Take a clear policy position
Firms should decide whether to:
- Prohibit employee participation in prediction markets altogether
- Allow it subject to strict conditions
- Treat it as a form of personal trading requiring approval
Update codes of conduct and conflicts policies
Most codes of conduct predate the rise of prediction markets. They should be updated to explicitly address:
- Betting or trading on real-world events using non-public information
- Use of company or client information in any financial context
- Conflicts arising from positions taken on external platforms
Employees need concrete examples. General principles are often too abstract to guide behaviour in new contexts.
Extend insider information controls
Firms should consider:
- Whether insider lists should cover event-based information, not just securities
- Whether certain roles should be restricted from participating in relevant markets
- How material non-public information is defined in a broader, non-securities context
Training and awareness
This is a classic case where employees may not realise the risk. Training should cover:
- How prediction markets work
- Why they create insider trading and confidentiality risks
- Real-world examples of misuse
Without this, firms are relying on intuition in an area where the boundaries are not obvious.
Monitoring and surveillance
Direct monitoring of decentralised platforms is challenging.

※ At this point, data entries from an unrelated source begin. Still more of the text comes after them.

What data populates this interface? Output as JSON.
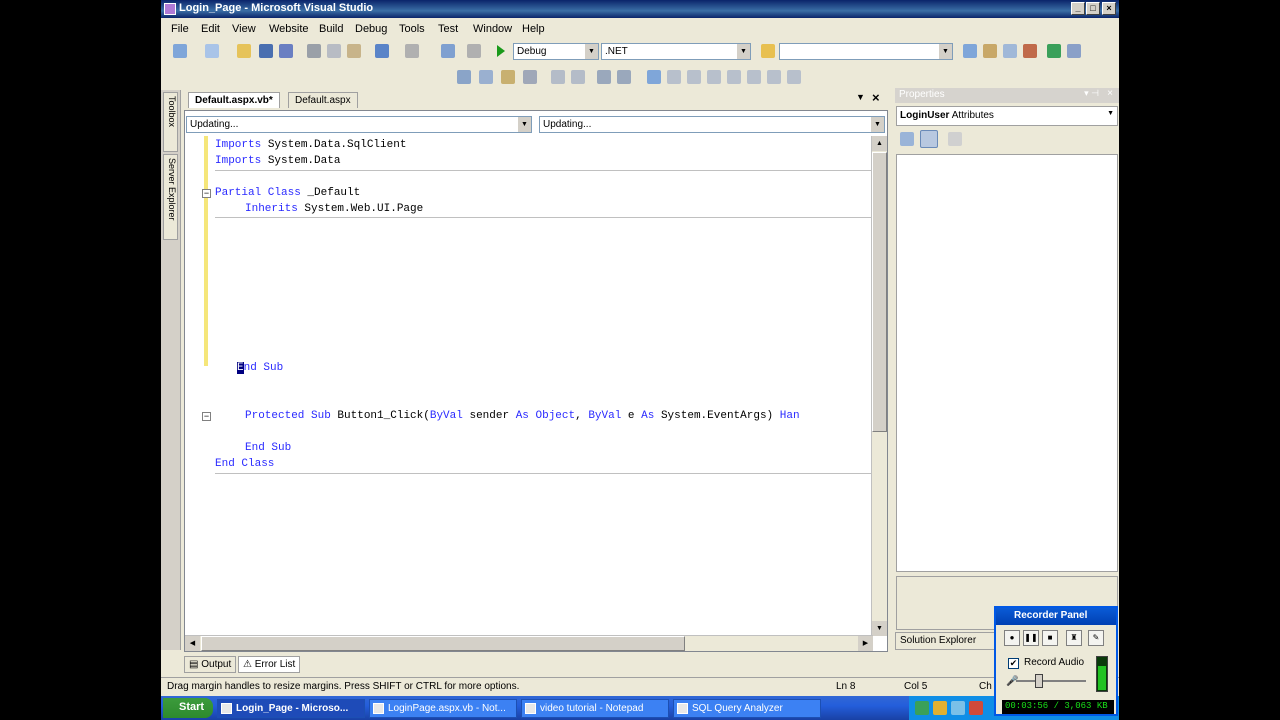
{
  "window": {
    "title": "Login_Page - Microsoft Visual Studio"
  },
  "menu": [
    "File",
    "Edit",
    "View",
    "Website",
    "Build",
    "Debug",
    "Tools",
    "Test",
    "Window",
    "Help"
  ],
  "toolbar": {
    "config": "Debug",
    "platform": ".NET",
    "find_combo": ""
  },
  "side_tabs": [
    "Toolbox",
    "Server Explorer"
  ],
  "editor": {
    "tabs": [
      {
        "label": "Default.aspx.vb*",
        "active": true
      },
      {
        "label": "Default.aspx",
        "active": false
      }
    ],
    "nav_left": "Updating...",
    "nav_right": "Updating..."
  },
  "code": {
    "imports1_kw": "Imports",
    "imports1_rest": " System.Data.SqlClient",
    "imports2_kw": "Imports",
    "imports2_rest": " System.Data",
    "class_kw": "Partial Class",
    "class_name": " _Default",
    "inherits_kw": "Inherits",
    "inherits_rest": " System.Web.UI.Page",
    "endsub1_cursor": "E",
    "endsub1_rest": "nd Sub",
    "protected_kw": "Protected Sub",
    "protected_mid": " Button1_Click(",
    "byval1": "ByVal",
    "sender": " sender ",
    "as1": "As",
    "object": " Object",
    "comma": ", ",
    "byval2": "ByVal",
    "e": " e ",
    "as2": "As",
    "eventargs": " System.EventArgs) ",
    "han": "Han",
    "endsub2": "End Sub",
    "endclass": "End Class"
  },
  "properties": {
    "header": "Properties",
    "object_name": "LoginUser",
    "object_type": "Attributes",
    "solution_tab": "Solution Explorer"
  },
  "bottom_tabs": [
    "Output",
    "Error List"
  ],
  "status": {
    "message": "Drag margin handles to resize margins. Press SHIFT or CTRL for more options.",
    "line": "Ln 8",
    "col": "Col 5",
    "ch": "Ch"
  },
  "taskbar": {
    "start": "Start",
    "tasks": [
      {
        "label": "Login_Page - Microso...",
        "active": true
      },
      {
        "label": "LoginPage.aspx.vb - Not...",
        "active": false
      },
      {
        "label": "video tutorial - Notepad",
        "active": false
      },
      {
        "label": "SQL Query Analyzer",
        "active": false
      }
    ]
  },
  "recorder": {
    "title": "Recorder Panel",
    "record_audio_label": "Record Audio",
    "record_audio_checked": true,
    "timer": "00:03:56 / 3,063 KB",
    "volume_level": 0.3,
    "meter_level": 0.75
  },
  "colors": {
    "keyword": "#2a2aff",
    "titlebar": "#0a246a",
    "chrome": "#ece9d8",
    "taskbar": "#245edb"
  }
}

That said, firms can:
- Incorporate attestation requirements into personal trading declarations
- Monitor for references to prediction market activity in communications
- Track markets that directly relate to the firm, its clients or its sector
This is as much about early detection as it is about deterrence.
Scenario testing and risk assessment
Compliance teams should ask:
- What information do our employees hold that could be monetised on these platforms?
- Where would we be most exposed?
- How would we detect misuse?
This moves the issue from abstract concern to concrete risk management. Firms may not be able to prevent determined actors from abusing insider information, but they can reduce the risk of staff doing so unknowingly or unwittingly. Regulators will expect to see some effort in this area for firms most at risk.